To be honest, it's not that you would be alone with your opinion on lossless rotation, as I found out during my reserach on it. I don't need to convince anyone that everyone need lossless rotation, there is a reason, why on the other hand it is perfectly ok if people like to have it and if it is included in a photo organizing and manipulation software that sees itself on a certain level: In general, if you do picture manipulation, it is fair to go for the lossless solution rather than the lossy. It depends on the cost-benefit analysis. In this case, it is true, that in most cases the benefit is low (maybe there is a small one when it comes to printing or to very large 8k displays), but I think it is also true, that the cost are very low to just use lossless rotation rather than lossy when rotating. Let's turn it the other way round: What would be in general the benefit of a lossy rotation compared to a lossless one? (There is one, if lossless doesn't work, cf. MCU, but this is not the majority.)

 

On Auto-Rotation:

Take a bunch of pictures, some don't have the orientation you prefer for displaying it. Some of these again are displayed correctly if the automatically set orientation flag is considered for displaying. I agree, there are some special cases, where the flag doesn't help either, this then is as usual very advanced AI or plain manual action. So basically, auto-rotation reduces the amount of manual action.

 

On workflow:

I have also come across people saying I don't need to rotate, I just use proper software that can handle the orientation flag correctly. Again, you could follow this rule but then you might be missing something. Maybe that's not important for you, but it is fair if there are people that don't want to miss such things (special types of picture displaying hardware, software, homepages) and to have a picture library that is resilient in this way. Imagine if the computational power and energy ressources in a smartphone were high enough and rather than using the orientation flag, the smartphone would right away store the picture according to what it would it write in the orientation flag. It would then be automatically part of all our workflow and I can't see any disadvantage so far (maybe when it comes to resizing as you mentioned, but I believe (not completely sure yet) that with decent software, this could also be handled with rotated pictures).

 

(For a shorter period of time, I shot raw pictures and let it convert to jpg using Lightroom. I just found yesterday, that these picture are all with physically correct orientation, no flag. Unfortunately, I don't remember any more whether I ticked an option for that or whether LR did it as default.)

 

MichelBParis said:

- About reconnection: Changing metadata externally does not generally disconnect a file in a catalog.

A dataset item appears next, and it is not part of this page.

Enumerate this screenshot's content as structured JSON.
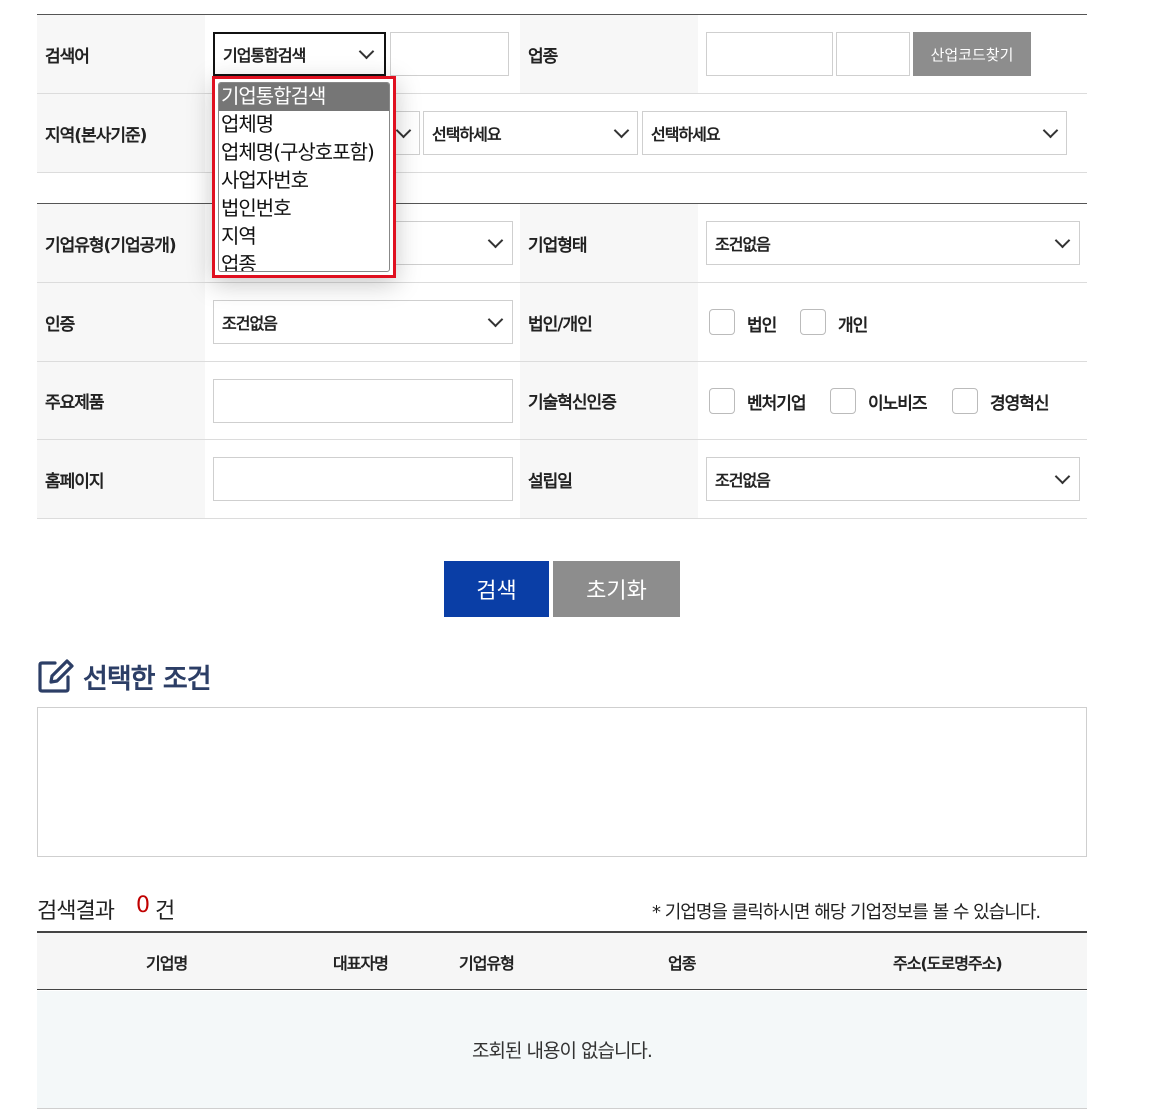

Reconnection, if needed is based on the same criteria as the filtering of duplicates: same date_taken plus same size in kilobytes. By the way, suppose the disconnection is caused by a move or rename, changing a flag would not change the size and prevent the reconnection.

 

Unfortunately, your criteria are not the only ones - I wish they were. E. g. I have found it to be impossible to reconnect a picture with a name that changed from *.JPG to *.jpg. See also my other post on reconnecting.

Sorry to say, but yes, lossless rotation including changing this orientation flag but applying no change to date taken and size prevents reconnecting, when you e. g. add an underscore to the filename. Updating thumbnails after rotation but before loosing the connection of course enables reconnecting again (btw, if you want to update all thumbnails in the catalog, you can also rename / delete thumb.5.cache in the root of your catalog folder).